He says this is largely down to rising input costs, falling purchasing managers’ indices (PMI) and disruptions to Japan’s supply chain following the devastating tsunami.
For example, China’s PMI fell to 50.9 from 52 in May, as its manufacturing sector grew at its slowest pace in more than two years in June as the impact of government policies designed to prevent its economy overheating took hold.
Slight falls
In the UK, the PMI for June fell to 51.3 from 52 the previous month thanks to weak demand and a drop in its recent export boom.
“Expectations for profit margins to improve from already elevated levels are also hard to swallow when considering the declines in business sentiment and rising input costs,” Astorri says.

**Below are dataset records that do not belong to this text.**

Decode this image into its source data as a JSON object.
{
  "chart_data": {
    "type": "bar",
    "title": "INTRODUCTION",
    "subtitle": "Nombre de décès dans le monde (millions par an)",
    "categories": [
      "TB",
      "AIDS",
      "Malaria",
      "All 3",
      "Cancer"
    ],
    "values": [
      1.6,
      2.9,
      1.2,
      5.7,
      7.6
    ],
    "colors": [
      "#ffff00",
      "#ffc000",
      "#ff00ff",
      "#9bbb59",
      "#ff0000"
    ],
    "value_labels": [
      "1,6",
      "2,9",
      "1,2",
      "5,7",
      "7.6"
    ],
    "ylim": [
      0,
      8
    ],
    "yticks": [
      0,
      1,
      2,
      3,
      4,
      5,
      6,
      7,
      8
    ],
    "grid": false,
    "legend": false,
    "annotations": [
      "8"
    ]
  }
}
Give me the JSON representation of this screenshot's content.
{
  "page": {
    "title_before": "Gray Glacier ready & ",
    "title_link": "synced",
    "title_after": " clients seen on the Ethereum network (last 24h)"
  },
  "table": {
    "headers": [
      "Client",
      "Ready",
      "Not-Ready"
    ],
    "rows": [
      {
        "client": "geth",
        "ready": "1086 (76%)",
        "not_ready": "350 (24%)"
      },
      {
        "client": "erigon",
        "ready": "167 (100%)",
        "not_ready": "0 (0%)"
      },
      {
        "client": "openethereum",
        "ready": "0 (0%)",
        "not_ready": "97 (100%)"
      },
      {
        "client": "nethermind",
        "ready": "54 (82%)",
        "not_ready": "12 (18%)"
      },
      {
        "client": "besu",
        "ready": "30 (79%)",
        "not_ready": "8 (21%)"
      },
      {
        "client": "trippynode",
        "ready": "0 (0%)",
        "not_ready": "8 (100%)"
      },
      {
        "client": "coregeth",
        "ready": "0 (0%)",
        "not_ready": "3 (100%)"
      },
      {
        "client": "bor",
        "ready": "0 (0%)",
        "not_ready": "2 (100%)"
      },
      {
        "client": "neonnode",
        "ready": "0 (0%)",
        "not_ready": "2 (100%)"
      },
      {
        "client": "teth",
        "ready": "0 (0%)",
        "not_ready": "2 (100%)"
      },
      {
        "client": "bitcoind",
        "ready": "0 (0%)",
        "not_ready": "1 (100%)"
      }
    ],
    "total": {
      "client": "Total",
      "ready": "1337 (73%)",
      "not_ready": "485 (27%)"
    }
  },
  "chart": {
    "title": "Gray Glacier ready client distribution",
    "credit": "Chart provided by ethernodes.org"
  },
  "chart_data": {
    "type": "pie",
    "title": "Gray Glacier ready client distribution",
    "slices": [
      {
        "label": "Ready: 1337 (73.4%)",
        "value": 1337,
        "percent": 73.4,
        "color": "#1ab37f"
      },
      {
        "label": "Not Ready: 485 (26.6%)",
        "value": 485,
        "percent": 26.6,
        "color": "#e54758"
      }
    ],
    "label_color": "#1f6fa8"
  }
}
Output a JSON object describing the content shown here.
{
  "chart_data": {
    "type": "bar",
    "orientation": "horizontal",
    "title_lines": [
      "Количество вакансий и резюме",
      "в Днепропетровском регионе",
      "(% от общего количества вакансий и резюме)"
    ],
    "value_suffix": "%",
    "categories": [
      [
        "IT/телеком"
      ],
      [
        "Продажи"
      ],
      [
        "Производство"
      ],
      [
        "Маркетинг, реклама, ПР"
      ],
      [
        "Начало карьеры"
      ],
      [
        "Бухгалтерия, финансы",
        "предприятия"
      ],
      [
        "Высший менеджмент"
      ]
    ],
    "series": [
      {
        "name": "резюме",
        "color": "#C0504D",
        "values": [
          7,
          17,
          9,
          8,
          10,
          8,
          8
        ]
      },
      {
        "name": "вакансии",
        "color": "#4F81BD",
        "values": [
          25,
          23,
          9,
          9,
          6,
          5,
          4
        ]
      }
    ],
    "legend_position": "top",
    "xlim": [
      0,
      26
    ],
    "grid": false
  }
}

“This time last quarter estimates were much less optimistic and consequently surprised on the upside. There is less potential for positive surprises this time around, particularly as earnings surprises have been trending down over the past year.”
Earnings in the UK, according to Mark Deans, corporate client dealing manager at Moneycorp, are slightly higher for the first quarter of this year compared to last but real incomes are still falling.
Real returns
“Average earnings in the May quarter were 2.3% higher than in the same quarter last year,” according to Deans. “With CPI inflation running at 4.2% that is still not brilliant news for workers, whose spending power is falling by -1.8% a year, but it is a less gloomy picture than that painted a month ago when the erosion amounted to -2.5% a year.”
Astorri concludes that the net results for earnings are likely to disappoint, with a much greater disparity than usual between the winners and losers. Having said that, he says the key phrase to look out for in this next quarter is "margin squeeze", especially in the technology and autos sectors.
His preferred calls are the energy and materials sectors if any is to benefit from a reacceleration in growth and better risk appetite in the second half of the year.